Former Ivory Coast president Laurent Gbagbo went on trial Thursday at the International Criminal Court, facing charges of crimes against humanity.
Gbagbo is the first former head of state to be tried at the ICC, and human rights groups say his trial is a milestone in the search for justice for victims of war crimes. Some Africans, however, see the ICC as a tool of the West and argue the continent should have its own court.
In Abidjan, the trial is all over the news. "The Beginning of the End," reads the headline on a pro-government newspaper. "The Chances of Gbagbo and Blé Goudé," reads the headline on a different paper that favors the former head of state and his top aide.
In some neighborhoods, Gbagbo supporters have organized live broadcasts of the trial.
"I came to watch the trial of my president, said Basile Konan Dessi, adding "I hope he will be released, because there is no evidence against him."
The 70-year-old Gbagbo and Blé Goudé are charged with four counts of crimes against humanity, allegedly committed in 2010 and 2011 when Gbagbo supporters clashed with supporters of politician Alassane Ouattara over the results of the presidential elections. About 3,000 people were killed.

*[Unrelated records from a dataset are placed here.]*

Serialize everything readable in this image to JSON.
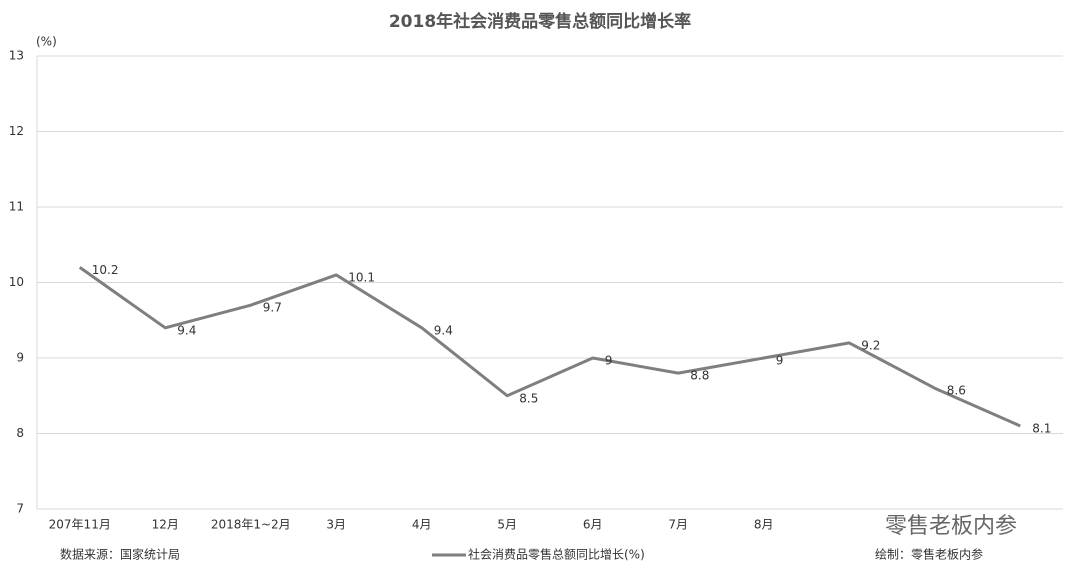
{
  "chart_data": {
    "type": "line",
    "title": "2018年社会消费品零售总额同比增长率",
    "y_label": "(%)",
    "categories": [
      "207年11月",
      "12月",
      "2018年1~2月",
      "3月",
      "4月",
      "5月",
      "6月",
      "7月",
      "8月",
      null,
      null,
      null
    ],
    "series": [
      {
        "name": "社会消费品零售总额同比增长(%)",
        "color": "#7f7f7f",
        "values": [
          10.2,
          9.4,
          9.7,
          10.1,
          9.4,
          8.5,
          9,
          8.8,
          9,
          9.2,
          8.6,
          8.1
        ]
      }
    ],
    "ylim": [
      7,
      13
    ],
    "yticks": [
      7,
      8,
      9,
      10,
      11,
      12,
      13
    ],
    "grid": true,
    "legend": "bottom",
    "source": "数据来源：国家统计局",
    "credit": "绘制：零售老板内参",
    "watermark": "零售老板内参"
  }
}
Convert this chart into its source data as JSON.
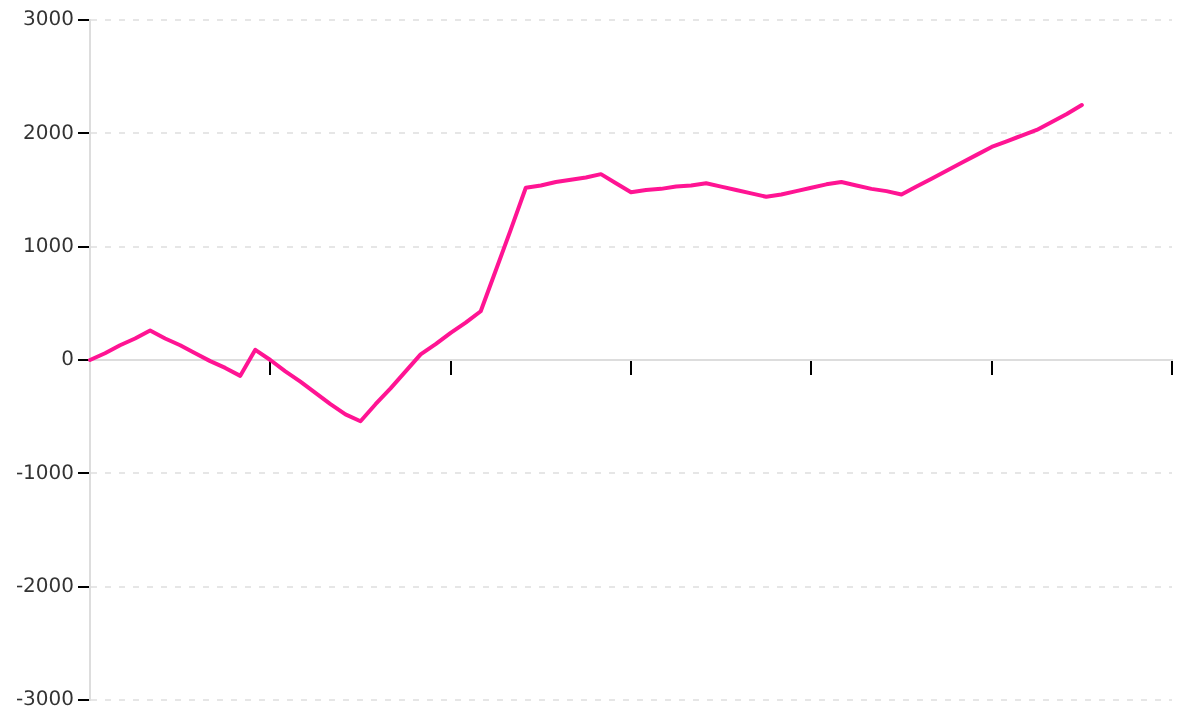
{
  "chart_data": {
    "type": "line",
    "categories": [
      null,
      null,
      null,
      null,
      null,
      null,
      null,
      null,
      null,
      null,
      null,
      null,
      null,
      null,
      null,
      null,
      null,
      null,
      null,
      null,
      null,
      null,
      null,
      null,
      null,
      null,
      null,
      null,
      null,
      null,
      null,
      null,
      null,
      null,
      null,
      null,
      null,
      null,
      null,
      null,
      null,
      null,
      null,
      null,
      null,
      null,
      null,
      null,
      null,
      null,
      null,
      null,
      null,
      null,
      null,
      null,
      null,
      null,
      null,
      null,
      null,
      null,
      null,
      null,
      null,
      null,
      null,
      null,
      null,
      null,
      null,
      null,
      null
    ],
    "series": [
      {
        "color": "#ff1493",
        "values": [
          0,
          60,
          130,
          190,
          260,
          190,
          130,
          60,
          -10,
          -70,
          -140,
          90,
          0,
          -100,
          -190,
          -290,
          -390,
          -480,
          -540,
          -390,
          -250,
          -100,
          50,
          140,
          240,
          330,
          430,
          790,
          1150,
          1520,
          1540,
          1570,
          1590,
          1610,
          1640,
          1560,
          1480,
          1500,
          1510,
          1530,
          1540,
          1560,
          1530,
          1500,
          1470,
          1440,
          1460,
          1490,
          1520,
          1550,
          1570,
          1540,
          1510,
          1490,
          1460,
          1530,
          1600,
          1670,
          1740,
          1810,
          1880,
          1930,
          1980,
          2030,
          2100,
          2170,
          2250,
          null,
          null,
          null,
          null,
          null,
          null
        ]
      }
    ],
    "ylim": [
      -3000,
      3000
    ],
    "yticks": [
      -3000,
      -2000,
      -1000,
      0,
      1000,
      2000,
      3000
    ],
    "grid": "y",
    "tick_labels": "y",
    "marker": "none",
    "line_style": "solid",
    "legend": false
  }
}
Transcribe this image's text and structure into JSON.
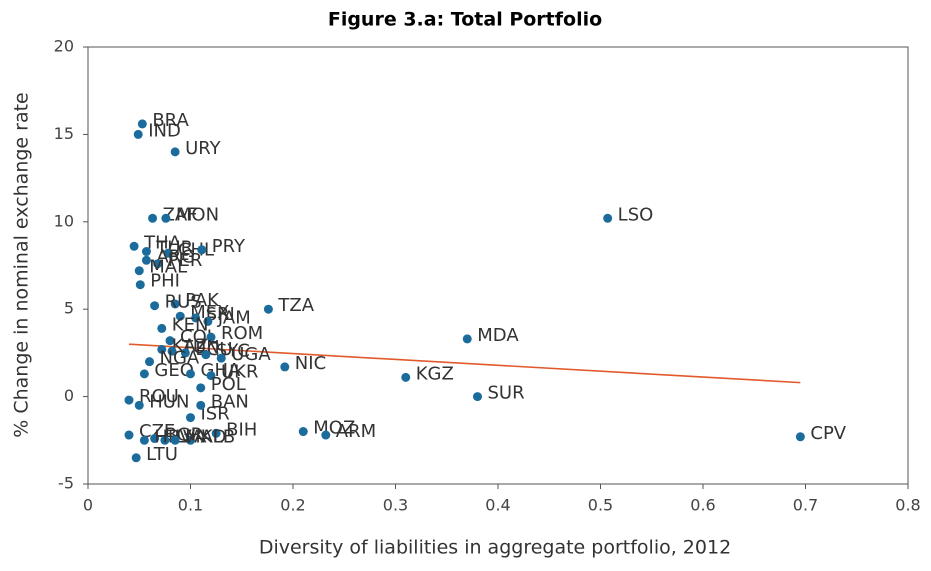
{
  "chart_data": {
    "type": "scatter",
    "title": "Figure 3.a: Total Portfolio",
    "xlabel": "Diversity of liabilities in aggregate portfolio, 2012",
    "ylabel": "% Change in nominal exchange rate",
    "xlim": [
      0,
      0.8
    ],
    "xticks": [
      0,
      0.1,
      0.2,
      0.3,
      0.4,
      0.5,
      0.6,
      0.7,
      0.8
    ],
    "ylim": [
      -5,
      20
    ],
    "yticks": [
      -5,
      0,
      5,
      10,
      15,
      20
    ],
    "color": "#1b6c9c",
    "labels": [
      "BRA",
      "IND",
      "URY",
      "ZAF",
      "MON",
      "THA",
      "TUR",
      "CHL",
      "PRY",
      "ARG",
      "PER",
      "MAL",
      "PHI",
      "PAK",
      "RUS",
      "MEX",
      "SRI",
      "JAM",
      "TZA",
      "KEN",
      "COL",
      "ROM",
      "KAZ",
      "TUN",
      "ECU",
      "SYC",
      "UGA",
      "NGA",
      "NIC",
      "GEO",
      "MDA",
      "KGZ",
      "SUR",
      "LSO",
      "CPV",
      "GHA",
      "UKR",
      "POL",
      "ROU",
      "HUN",
      "ISR",
      "BAN",
      "MOZ",
      "ARM",
      "BIH",
      "ALB",
      "CZE",
      "BGR",
      "LTU",
      "LVA",
      "HRV",
      "MKD"
    ],
    "x": [
      0.053,
      0.049,
      0.085,
      0.063,
      0.076,
      0.045,
      0.057,
      0.078,
      0.111,
      0.057,
      0.068,
      0.05,
      0.051,
      0.085,
      0.065,
      0.09,
      0.105,
      0.117,
      0.176,
      0.072,
      0.08,
      0.12,
      0.072,
      0.082,
      0.095,
      0.115,
      0.13,
      0.06,
      0.192,
      0.055,
      0.37,
      0.31,
      0.38,
      0.507,
      0.695,
      0.1,
      0.12,
      0.11,
      0.04,
      0.05,
      0.1,
      0.11,
      0.21,
      0.232,
      0.125,
      0.1,
      0.04,
      0.065,
      0.047,
      0.075,
      0.055,
      0.085
    ],
    "values": [
      15.6,
      15.0,
      14.0,
      10.2,
      10.2,
      8.6,
      8.3,
      8.2,
      8.4,
      7.8,
      7.6,
      7.2,
      6.4,
      5.3,
      5.2,
      4.6,
      4.5,
      4.3,
      5.0,
      3.9,
      3.2,
      3.4,
      2.7,
      2.6,
      2.5,
      2.4,
      2.2,
      2.0,
      1.7,
      1.3,
      3.3,
      1.1,
      0.0,
      10.2,
      -2.3,
      1.3,
      1.2,
      0.5,
      -0.2,
      -0.5,
      -1.2,
      -0.5,
      -2.0,
      -2.2,
      -2.1,
      -2.5,
      -2.2,
      -2.4,
      -3.5,
      -2.5,
      -2.5,
      -2.5
    ],
    "trend": {
      "color": "#e2592b",
      "x": [
        0.04,
        0.695
      ],
      "values": [
        3.0,
        0.8
      ]
    }
  }
}
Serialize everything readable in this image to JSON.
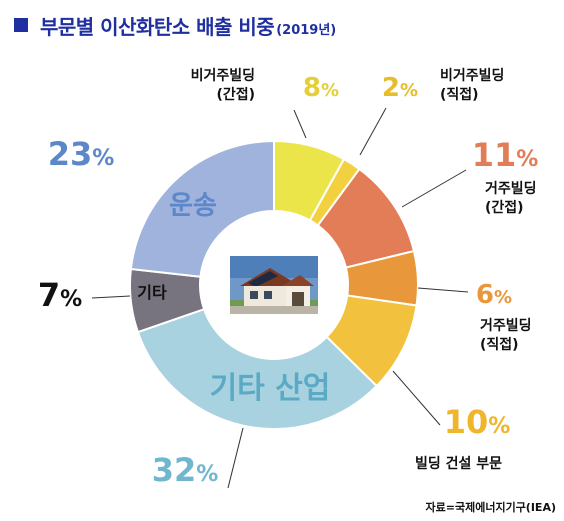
{
  "title": {
    "main": "부문별 이산화탄소 배출 비중",
    "year": "(2019년)"
  },
  "source": "자료=국제에너지기구(IEA)",
  "chart_data": {
    "type": "pie",
    "donut": true,
    "unit": "%",
    "slices": [
      {
        "label_lines": [
          "비거주빌딩",
          "(간접)"
        ],
        "value": 8,
        "value_text": "8%",
        "color": "#ece54a",
        "text_color": "#e4cf36"
      },
      {
        "label_lines": [
          "비거주빌딩",
          "(직접)"
        ],
        "value": 2,
        "value_text": "2%",
        "color": "#f2d040",
        "text_color": "#e7bd2a"
      },
      {
        "label_lines": [
          "거주빌딩",
          "(간접)"
        ],
        "value": 11,
        "value_text": "11%",
        "color": "#e27d57",
        "text_color": "#e27d57"
      },
      {
        "label_lines": [
          "거주빌딩",
          "(직접)"
        ],
        "value": 6,
        "value_text": "6%",
        "color": "#e8983a",
        "text_color": "#e8983a"
      },
      {
        "label_lines": [
          "빌딩 건설 부문"
        ],
        "value": 10,
        "value_text": "10%",
        "color": "#f2c13e",
        "text_color": "#efb52b"
      },
      {
        "label_lines": [
          "기타 산업"
        ],
        "value": 32,
        "value_text": "32%",
        "color": "#a8d2e0",
        "text_color": "#6fb6cf",
        "inner": true,
        "inner_color": "#5aaac6"
      },
      {
        "label_lines": [
          "기타"
        ],
        "value": 7,
        "value_text": "7%",
        "color": "#77737f",
        "text_color": "#111111",
        "inner": true,
        "inner_color": "#111111"
      },
      {
        "label_lines": [
          "운송"
        ],
        "value": 23,
        "value_text": "23%",
        "color": "#9fb3dc",
        "text_color": "#5c87c9",
        "inner": true,
        "inner_color": "#5c87c9"
      }
    ]
  }
}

Eventually, Gbagbo was arrested and Ouattara became president. Ouattara was reelected last year.
The trial has rekindled criticism that the court is biased. Since its inception in 2002, the court in The Hague has prosecuted cases from eight countries, all of them African.
Some argue Gbagbo should be tried on the African continent, as in the case of former Chadian leader Hissène Habré, who is being tried by a special court in Senegal.
Boubacar Koné, acting spokesperson of a branch of Gbagbo’s party, the FPI, says the trial is unfair because pro-Ouattara individuals accused of crimes during the post-election violence are not being brought to justice.
"Here is a conflict in which only one camp is being prosecuted," he said.
Topic of conversation
Samassi, who owns a café in a popular Abidjan neighborhood, says the trial is the main topic among his customers these days.
He says he hopes the trial will shed light on atrocities committed during the crisis.
"I would like that justice be done on this matter," he said. "On Laurent Gbagbo, on the killings and the crimes committed, to call the attention of all Ivorian and also all African heads of state, because no crime must remain unpunished."
Drinking his morning coffee, Kakohi John Guié says his only hope is that the trial is peaceful.
"I think justice will decide and then the situation in Ivory Coast will be stable again," he said.
The trial is expected to last three to four years.